Quoting Richard O'Keefe <o...@cs.otago.ac.nz>:
On 3/10/2011, at 7:15 AM, Du Xi wrote:
I guess this is what I want, thank you all. Although I still wonder
why something so simple in C++ is actually more verbose and
requires less known features in Haskell...What was the design
intent to disallow simple overloading?
It's not "SIMPLE overloading" you are asking for,
but "AD HOC overloading", which may look simple, but really isn't.

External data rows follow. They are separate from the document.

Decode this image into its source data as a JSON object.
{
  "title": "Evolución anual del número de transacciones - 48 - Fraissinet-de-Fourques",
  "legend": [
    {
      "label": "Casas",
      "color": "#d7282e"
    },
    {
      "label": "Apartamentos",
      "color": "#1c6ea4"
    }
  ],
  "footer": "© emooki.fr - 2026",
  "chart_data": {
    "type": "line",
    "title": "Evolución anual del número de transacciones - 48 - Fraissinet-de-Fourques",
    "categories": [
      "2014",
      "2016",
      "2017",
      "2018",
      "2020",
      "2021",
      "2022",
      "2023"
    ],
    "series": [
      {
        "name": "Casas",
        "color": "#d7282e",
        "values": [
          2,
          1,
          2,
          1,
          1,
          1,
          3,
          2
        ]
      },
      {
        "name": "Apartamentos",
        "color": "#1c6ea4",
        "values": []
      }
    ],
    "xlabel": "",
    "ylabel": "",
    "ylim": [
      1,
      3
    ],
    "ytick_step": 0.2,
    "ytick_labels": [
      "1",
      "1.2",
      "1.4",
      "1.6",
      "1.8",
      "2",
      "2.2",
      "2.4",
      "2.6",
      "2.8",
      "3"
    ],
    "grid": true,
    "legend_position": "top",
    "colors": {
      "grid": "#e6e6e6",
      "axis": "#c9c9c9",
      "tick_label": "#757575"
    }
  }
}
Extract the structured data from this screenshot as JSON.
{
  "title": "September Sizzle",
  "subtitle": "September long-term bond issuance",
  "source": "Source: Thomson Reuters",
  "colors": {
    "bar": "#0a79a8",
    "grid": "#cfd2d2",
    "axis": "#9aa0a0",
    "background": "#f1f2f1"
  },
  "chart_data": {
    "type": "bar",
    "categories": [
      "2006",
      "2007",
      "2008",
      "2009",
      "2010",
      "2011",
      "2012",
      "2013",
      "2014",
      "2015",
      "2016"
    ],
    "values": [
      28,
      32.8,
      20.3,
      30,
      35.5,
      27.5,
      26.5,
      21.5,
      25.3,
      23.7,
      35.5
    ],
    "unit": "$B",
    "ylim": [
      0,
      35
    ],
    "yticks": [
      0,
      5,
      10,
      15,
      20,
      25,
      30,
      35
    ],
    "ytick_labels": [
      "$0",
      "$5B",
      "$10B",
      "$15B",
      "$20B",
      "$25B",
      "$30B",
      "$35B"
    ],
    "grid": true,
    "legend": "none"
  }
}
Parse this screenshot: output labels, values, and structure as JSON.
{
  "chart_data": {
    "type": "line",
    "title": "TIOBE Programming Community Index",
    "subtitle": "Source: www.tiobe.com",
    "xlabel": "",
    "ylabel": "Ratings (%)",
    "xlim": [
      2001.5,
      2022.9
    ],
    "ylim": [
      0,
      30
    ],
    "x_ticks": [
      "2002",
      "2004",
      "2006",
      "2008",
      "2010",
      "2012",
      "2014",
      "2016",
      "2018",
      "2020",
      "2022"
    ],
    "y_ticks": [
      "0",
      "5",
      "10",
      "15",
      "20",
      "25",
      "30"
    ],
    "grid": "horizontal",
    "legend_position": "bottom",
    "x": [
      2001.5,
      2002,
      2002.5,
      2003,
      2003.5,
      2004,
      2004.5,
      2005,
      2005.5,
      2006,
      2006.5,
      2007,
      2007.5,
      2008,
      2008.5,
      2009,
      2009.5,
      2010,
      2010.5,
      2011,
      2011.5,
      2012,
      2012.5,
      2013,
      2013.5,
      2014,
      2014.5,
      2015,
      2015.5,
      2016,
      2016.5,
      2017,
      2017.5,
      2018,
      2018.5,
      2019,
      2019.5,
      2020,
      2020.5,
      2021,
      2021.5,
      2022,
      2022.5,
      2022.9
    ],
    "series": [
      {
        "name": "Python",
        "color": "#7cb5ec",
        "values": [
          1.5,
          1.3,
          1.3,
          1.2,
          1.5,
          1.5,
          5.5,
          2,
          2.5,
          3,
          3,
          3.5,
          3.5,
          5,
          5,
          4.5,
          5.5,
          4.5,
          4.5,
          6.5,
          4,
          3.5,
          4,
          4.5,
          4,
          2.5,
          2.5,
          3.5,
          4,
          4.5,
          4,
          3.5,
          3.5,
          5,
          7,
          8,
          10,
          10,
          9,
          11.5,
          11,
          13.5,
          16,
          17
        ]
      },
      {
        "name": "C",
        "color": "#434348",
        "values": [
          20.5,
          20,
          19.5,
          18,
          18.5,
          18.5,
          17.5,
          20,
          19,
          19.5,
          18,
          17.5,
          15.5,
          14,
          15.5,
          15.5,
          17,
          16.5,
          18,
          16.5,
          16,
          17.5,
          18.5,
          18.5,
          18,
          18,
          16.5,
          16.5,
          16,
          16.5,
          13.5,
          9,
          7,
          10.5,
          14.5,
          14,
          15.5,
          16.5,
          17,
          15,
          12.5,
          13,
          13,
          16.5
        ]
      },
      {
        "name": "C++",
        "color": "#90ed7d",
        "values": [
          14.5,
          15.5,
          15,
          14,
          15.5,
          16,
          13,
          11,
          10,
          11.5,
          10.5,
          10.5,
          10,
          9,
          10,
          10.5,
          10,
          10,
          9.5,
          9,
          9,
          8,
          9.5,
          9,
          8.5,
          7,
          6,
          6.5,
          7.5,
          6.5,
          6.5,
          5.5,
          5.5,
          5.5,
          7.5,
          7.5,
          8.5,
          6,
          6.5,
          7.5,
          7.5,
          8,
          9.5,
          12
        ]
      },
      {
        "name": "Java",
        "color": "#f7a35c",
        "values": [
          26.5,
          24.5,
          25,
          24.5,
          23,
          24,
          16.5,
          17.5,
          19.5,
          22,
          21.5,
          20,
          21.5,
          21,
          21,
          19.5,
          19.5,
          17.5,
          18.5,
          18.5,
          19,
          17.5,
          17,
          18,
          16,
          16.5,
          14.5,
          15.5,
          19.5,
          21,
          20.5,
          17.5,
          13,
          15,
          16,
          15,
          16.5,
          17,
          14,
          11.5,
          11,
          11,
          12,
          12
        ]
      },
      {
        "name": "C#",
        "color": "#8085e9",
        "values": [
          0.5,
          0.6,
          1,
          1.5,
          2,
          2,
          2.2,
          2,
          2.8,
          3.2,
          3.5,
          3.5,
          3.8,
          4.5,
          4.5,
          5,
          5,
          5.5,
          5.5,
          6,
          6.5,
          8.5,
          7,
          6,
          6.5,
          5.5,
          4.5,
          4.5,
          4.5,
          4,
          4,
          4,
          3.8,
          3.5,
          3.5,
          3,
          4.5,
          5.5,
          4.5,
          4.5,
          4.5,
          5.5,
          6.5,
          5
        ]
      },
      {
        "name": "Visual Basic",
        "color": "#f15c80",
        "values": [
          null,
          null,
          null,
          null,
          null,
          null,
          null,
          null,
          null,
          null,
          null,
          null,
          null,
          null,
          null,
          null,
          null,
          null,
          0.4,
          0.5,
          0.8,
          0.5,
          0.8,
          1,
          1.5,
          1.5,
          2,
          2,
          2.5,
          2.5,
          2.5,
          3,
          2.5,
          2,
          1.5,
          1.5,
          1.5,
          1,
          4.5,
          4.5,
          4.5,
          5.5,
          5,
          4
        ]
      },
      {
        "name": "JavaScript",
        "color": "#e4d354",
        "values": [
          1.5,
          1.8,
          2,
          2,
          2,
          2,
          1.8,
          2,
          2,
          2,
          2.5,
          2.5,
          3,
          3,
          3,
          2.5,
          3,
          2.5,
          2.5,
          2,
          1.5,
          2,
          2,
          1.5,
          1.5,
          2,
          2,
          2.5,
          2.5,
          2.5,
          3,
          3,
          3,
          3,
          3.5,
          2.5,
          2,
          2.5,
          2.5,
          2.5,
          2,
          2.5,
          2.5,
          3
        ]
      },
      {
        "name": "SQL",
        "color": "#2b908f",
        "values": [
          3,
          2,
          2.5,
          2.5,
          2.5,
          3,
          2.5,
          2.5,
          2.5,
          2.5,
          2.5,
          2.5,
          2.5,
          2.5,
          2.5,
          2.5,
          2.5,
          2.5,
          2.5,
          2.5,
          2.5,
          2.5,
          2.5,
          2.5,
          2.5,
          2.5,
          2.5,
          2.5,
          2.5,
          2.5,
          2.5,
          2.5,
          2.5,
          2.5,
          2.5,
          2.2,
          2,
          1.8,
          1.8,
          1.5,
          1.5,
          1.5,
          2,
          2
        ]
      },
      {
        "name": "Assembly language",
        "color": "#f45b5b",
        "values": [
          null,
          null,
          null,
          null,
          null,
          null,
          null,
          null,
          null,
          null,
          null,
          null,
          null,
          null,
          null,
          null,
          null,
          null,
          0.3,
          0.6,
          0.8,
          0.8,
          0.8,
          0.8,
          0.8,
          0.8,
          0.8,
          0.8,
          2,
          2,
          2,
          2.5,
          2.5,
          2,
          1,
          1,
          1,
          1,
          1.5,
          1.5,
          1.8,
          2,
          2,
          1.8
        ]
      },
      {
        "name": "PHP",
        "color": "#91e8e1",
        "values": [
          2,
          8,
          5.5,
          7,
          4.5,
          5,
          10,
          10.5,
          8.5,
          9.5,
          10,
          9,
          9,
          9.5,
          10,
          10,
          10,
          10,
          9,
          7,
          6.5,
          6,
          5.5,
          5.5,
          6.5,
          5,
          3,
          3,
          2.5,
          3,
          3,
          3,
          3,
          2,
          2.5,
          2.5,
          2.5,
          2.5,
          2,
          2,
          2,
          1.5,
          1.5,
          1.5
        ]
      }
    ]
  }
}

Taking your C++ f() example, in what sense are the two functions
_the same function_?
I understand that functions with the same name but different type
signatures are not the same function, but are a family of
functions,probably representing the same concept.
Also
identityInHaskell::a->a
identityInHaskell x = x
--I don't know if this is implemented as runtime polymorphism or
compile-time polymorphism,
--but it is possible to implement this as compile-time polymorphism.
and
template< typename T > T IdentityInCPP( T x ){ return x; }
are families of different functions.
I think the problem I have encountered can be broken down to 2 problems:
1. Haskell doesn't have a way to represent mapping from one type to
another (consider metafunctions in C++), which is addressed by
TypeFamilies.
2. Haskell disallows ad-hoc overloading. But I think implementing
ad-hoc overloading itself should be no more complex than implementing
type classes, perhaps it would tear a hole somewhere else?